Ou melhor, presta “um serviço personalizado de recados”.

“Vou às compras, levanto encomendas, vou à farmácia e até já fui buscar castanhas à senhora das castanhas no centro de Leiria.” A pandemia,que penalizou muitos sectores da actividade económica, deu um impulso a uma ideia de negócio em que Rafael tinha começado a trabalhar em Novembro do ano passado.

Com a suspensão de actividades, o treinador de futsal fintou a pandemia, agarrou com as duas mãos a oportunidade e, em Março, dois meses antes do previsto, saiu para a rua a fazer recados. Trabalha sem agendamento nem plataforma online, prefere o contacto telefónico directo e até dá sugestões de encomendas.

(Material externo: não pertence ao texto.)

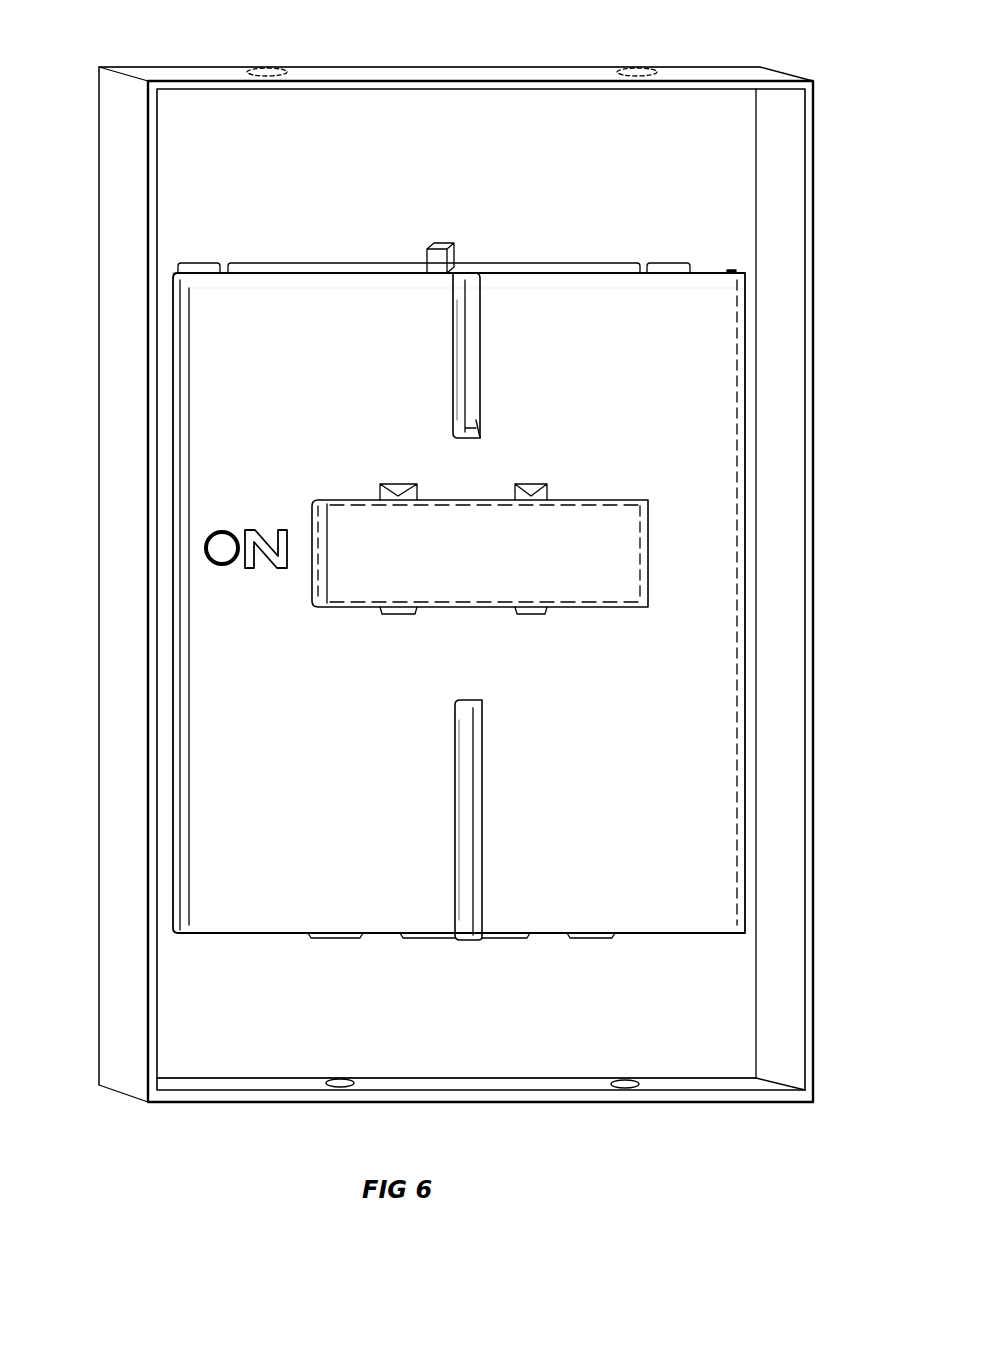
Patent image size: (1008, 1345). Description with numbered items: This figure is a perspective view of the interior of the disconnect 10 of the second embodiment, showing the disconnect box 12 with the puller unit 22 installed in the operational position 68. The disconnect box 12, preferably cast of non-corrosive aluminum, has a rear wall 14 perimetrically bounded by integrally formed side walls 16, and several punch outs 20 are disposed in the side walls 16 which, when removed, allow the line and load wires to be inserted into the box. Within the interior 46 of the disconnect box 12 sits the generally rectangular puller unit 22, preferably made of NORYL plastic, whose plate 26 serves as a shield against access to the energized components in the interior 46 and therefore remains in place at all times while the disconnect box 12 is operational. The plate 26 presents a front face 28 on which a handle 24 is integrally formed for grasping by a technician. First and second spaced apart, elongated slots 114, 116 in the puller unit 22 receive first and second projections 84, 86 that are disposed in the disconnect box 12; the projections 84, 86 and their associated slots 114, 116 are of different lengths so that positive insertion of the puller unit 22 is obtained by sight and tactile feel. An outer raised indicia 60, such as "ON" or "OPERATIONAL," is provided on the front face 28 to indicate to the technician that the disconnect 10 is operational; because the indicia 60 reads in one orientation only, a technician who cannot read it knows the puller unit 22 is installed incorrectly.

Neste momento, emprega mais duas pessoas e vai abrir mais um serviço, no dia 2, a que deu o nome de Ateliê do Rapaz. Sediado na Gândara, Leiria, fornecerá caixas com gifts surpresa para todo o País, centralizando tudo numa plataforma online.

As caixas conterão produtos de qualidade e 100% nacionais, muitos deles da região.

“Haverá, por exemplo, gin artesanal das Serras de Aire e Candeeiros,infusões com história, azeite aromatizado Pintarroxo, paté José Gourmet, enchidos de porco preto Absoluto, queijos envelhecidos em azeite Cardo Senhora do Monte [Freixial,Arrabal] ou café biológico.”

Rafael quer ainda usar o Ateliê do Rapaz para levar os produtos regionais a mini-eventos;aniversários e brunches, por exemplo.